Kliniken und Beratungsstellen arbeiten jetzt verstärkt zusammen und tauschen sich aus. Auch seien laut Zurek Ärzte und medizinisches Personal der sieben Kliniken geschult worden, um Sicherheit im Umgang zu gewinnen, wenn eine Frau wegen einer Vergewaltigung Hilfe in der Notaufnahme sucht. "Ich möchte bitte dringend eine Fachärztin sprechen." Dieser Satz ist zum Beispiel im Notfallzentrum der München Klinik Harlaching ein Code. Jede Frau, die ihn sagt, wird sofort vertraulich medizinisch versorgt. "Abweisungen dürfen nicht mehr passieren", sagt Geschäftsführerin Bublitz. "Sonst kommen die Frauen nicht mehr wieder."

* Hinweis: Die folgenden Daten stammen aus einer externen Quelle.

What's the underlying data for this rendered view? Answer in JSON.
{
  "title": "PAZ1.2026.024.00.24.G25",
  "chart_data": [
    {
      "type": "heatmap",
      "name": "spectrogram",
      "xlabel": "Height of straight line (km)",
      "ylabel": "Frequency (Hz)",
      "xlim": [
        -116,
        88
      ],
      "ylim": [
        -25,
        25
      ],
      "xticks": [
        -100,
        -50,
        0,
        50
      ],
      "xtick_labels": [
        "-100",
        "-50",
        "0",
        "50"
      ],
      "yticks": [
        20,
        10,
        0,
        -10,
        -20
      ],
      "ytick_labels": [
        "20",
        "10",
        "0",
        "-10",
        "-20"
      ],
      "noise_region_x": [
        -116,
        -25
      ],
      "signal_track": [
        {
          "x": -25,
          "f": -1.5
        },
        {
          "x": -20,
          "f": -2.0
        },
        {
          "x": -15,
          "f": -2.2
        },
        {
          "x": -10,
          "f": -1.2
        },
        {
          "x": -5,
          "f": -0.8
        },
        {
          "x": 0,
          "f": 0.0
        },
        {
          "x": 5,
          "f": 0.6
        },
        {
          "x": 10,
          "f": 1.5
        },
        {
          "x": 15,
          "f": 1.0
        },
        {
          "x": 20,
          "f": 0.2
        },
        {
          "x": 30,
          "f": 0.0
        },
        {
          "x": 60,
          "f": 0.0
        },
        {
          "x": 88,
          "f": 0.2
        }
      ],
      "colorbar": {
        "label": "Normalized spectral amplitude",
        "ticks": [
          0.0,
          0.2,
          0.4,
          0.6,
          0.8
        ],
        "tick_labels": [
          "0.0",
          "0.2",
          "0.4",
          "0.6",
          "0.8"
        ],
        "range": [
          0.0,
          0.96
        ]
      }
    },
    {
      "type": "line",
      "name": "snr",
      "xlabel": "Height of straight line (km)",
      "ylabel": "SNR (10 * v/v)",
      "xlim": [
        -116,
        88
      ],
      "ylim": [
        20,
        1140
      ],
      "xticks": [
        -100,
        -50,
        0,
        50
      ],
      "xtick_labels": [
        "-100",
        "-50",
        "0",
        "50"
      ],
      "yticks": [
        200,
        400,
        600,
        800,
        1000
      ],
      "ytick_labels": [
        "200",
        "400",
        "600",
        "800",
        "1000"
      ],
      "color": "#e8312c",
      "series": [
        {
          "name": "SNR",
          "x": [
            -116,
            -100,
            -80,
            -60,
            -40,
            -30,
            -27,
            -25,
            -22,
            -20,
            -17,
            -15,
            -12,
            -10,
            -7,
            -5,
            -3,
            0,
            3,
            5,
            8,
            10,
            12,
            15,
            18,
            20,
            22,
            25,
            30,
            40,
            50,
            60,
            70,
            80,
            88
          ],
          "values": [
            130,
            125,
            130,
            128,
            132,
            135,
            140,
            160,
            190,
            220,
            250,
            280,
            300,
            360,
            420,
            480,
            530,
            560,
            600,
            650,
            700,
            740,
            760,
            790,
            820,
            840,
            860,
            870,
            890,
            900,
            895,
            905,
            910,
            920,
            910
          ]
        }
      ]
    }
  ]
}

Das eine ist die medizinische Akutversorgung, das andere eine vertrauliche Spurensicherung, die wichtig ist, um den Täter später ausfindig machen zu können und eine Anzeige zu unterstützen. Das Gesundheitsreferat finanziert daher Spurensicherungs-Kits und beliefert die Kliniken damit. So können "gerichtsfeste" Befunde gemacht werden, wie Bublitz sagt. Und die Frauen müssten nach einer Vergewaltigung nicht zusätzlich noch in die Rechtsmedizin. Auch könnten sie sich Zeit lassen, in Ruhe überlegen, ob sie eine Anzeige erstatten wollen oder nicht. Die Spuren werden sechs Monate gesichert.

Dass die Frauen den Mut aufbringen, die Spuren innerhalb von 72 Stunden sichern zu lassen - dafür will die Kampagne besonders werben. "Es ist so wichtig", sagt Zurek. "denn sonst läuft trotz einer Anzeige vielleicht hinterher alles ins Leere, weil keine Befunde da sind". In den sieben Kliniken sei man jetzt geschult, Erstversorgung und Spurensicherung nach einheitlichen Vorgaben und im Vertrauen durchzuführen. Damit hoffen Zurek und Bublitz, aus der hohen Dunkelziffer herauszukommen.

Auf dem Flyer sind die sieben Kliniken als Anlaufstelle angegeben: die München Kliniken Harlaching, Neuperlach und Schwabing, die LMU-Kliniken in der Innenstadt und in Großhadern, das TU-Klinikum rechts der Isar und das Klinikum Dritter Orden. Auch Informationen finden sich darin, wie sich Frauen nach sexualisierter Gewalt verhalten können. Je offener in der Gesellschaft mit dem Thema Vergewaltigung umgegangen werde, darin sind sich Zurek und Bublitz einig, umso mehr sei eine Vergewaltigung kein Tabuthema mehr, sondern immer ein medizinischer und seelischer Notfall.